Kaufmann appears at conferences to speak on his language learning techniques and abilities. He also has social media channels where he discusses language learning, primarily to assist learners.

He was a founding organizer of the North American Polyglot Symposium. He travels to learn languages, and has given interviews in native languages on television and on YouTube, including in Chinese (both Mandarin and Cantonese), Russian and Ukrainian. He has been a regular contributor to the Huffington Post.

== Language learning ==
Kaufmann has spent over 50 years studying languages. He advocates total immersion in the learning process. He places great emphasis on absorbing the language by reading texts and by not worrying about unfamiliar words, believing that they are gradually acquired through repeated reading. Though he supports using techniques such as flashcards for memorizing difficult words, he spends most of his learning time listening to native speakers and reading. He is particularly fond of reading books on the history of the country or region of the language he is learning, written in that language. He prefers not to have a fixed study schedule and enjoys listening to content in his target languages while performing other tasks. He believes that age does not impede learning a new language and that older people can learn languages as well as younger people.
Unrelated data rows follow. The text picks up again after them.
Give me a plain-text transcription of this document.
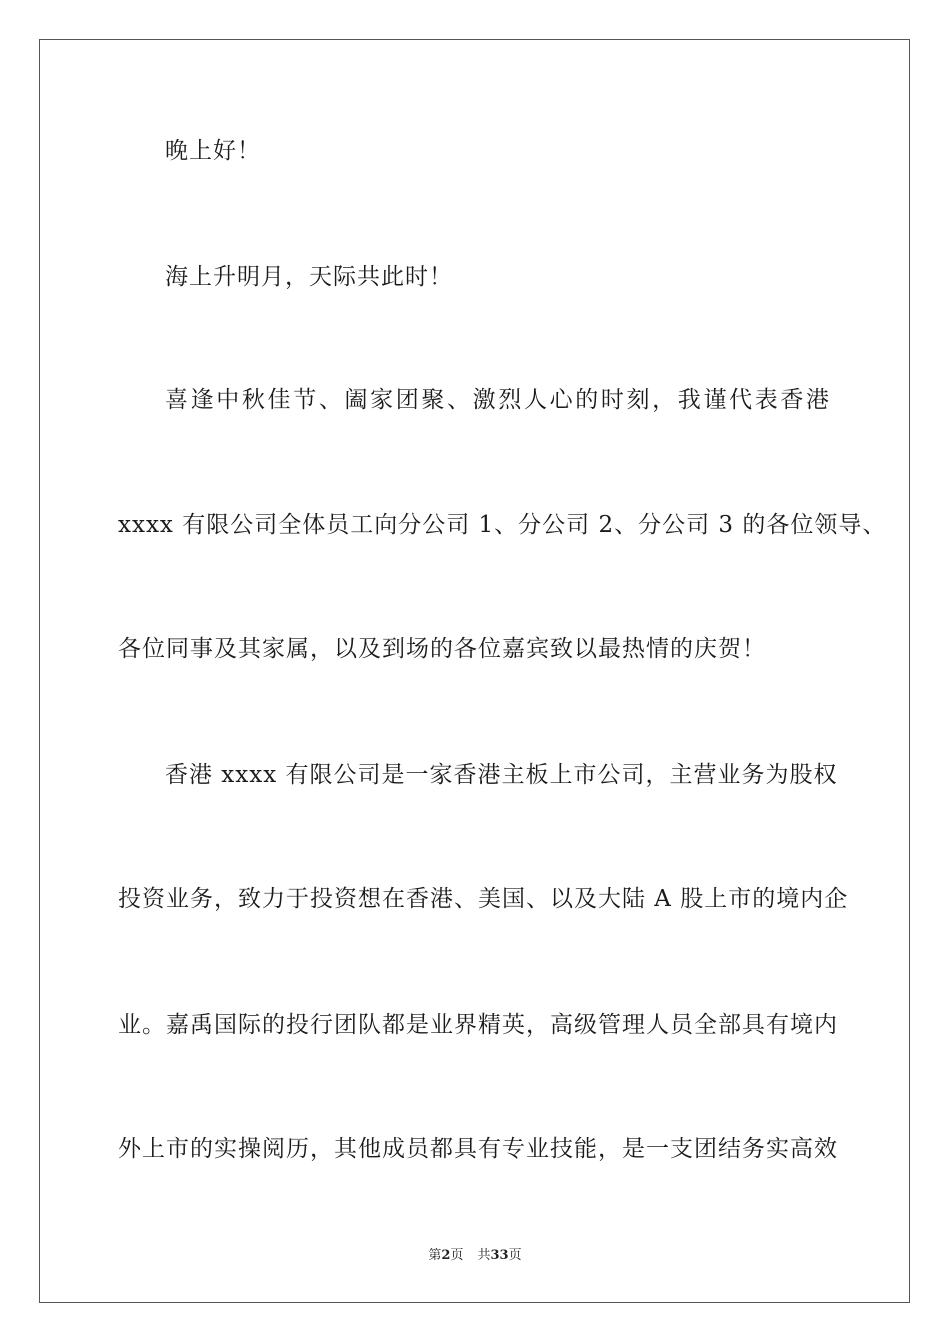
晚上好！
海上升明月，天际共此时！
喜逢中秋佳节、阖家团聚、激烈人心的时刻，我谨代表香港
xxxx 有限公司全体员工向分公司 1、分公司 2、分公司 3 的各位领导、
各位同事及其家属，以及到场的各位嘉宾致以最热情的庆贺！
香港 xxxx 有限公司是一家香港主板上市公司，主营业务为股权
投资业务，致力于投资想在香港、美国、以及大陆 A 股上市的境内企
业。嘉禹国际的投行团队都是业界精英，高级管理人员全部具有境内
外上市的实操阅历，其他成员都具有专业技能，是一支团结务实高效
第2页 共33页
He believes mistakes are a natural part of the learning process, and that people can be considered fluent despite making mistakes.

Kaufmann started learning Russian, his ninth language, when he was 60. As of , he has an understanding of 20 languages, though his ability to speak and write in them to a highly proficient level varies considerably. He has said that he rarely writes in the languages, and that speaking languages he has not used for a while can be initially challenging.

As of May 2023, Kaufmann speaks these languages to varying degrees:

- English
- French
- Mandarin Chinese
- Cantonese
- Japanese
- Korean
- Russian
- Swedish
- German
- Italian
- Spanish
- Portuguese
- Ukrainian
- Czech
- Slovak
- Romanian
- Polish

He has also learned some Greek and Turkish and is currently learning Arabic and Persian. In , he stated that after studying Turkish he will focus on Arabic and Persian, and spends time listening to Arabic TV series and Al Jazeera news, and reading books on Arabic and Persian history.

Prominent language-acquisition scholar Stephen Krashen has studied Kaufmann's approach to learning, and those of other polyglots such as Kató Lomb. Krashen claims the success of Kaufmann and other polyglots as independent support for his own ideas on second language learning, and sees Kaufmann's approach as a model for other language learners. He has praised Kaufmann as "really good, no question", and described him as "my language therapist, helping me."

== Personal life ==
Steve Kaufmann is the father of political scientist Eric Kaufmann and ice hockey player Mark Kaufmann.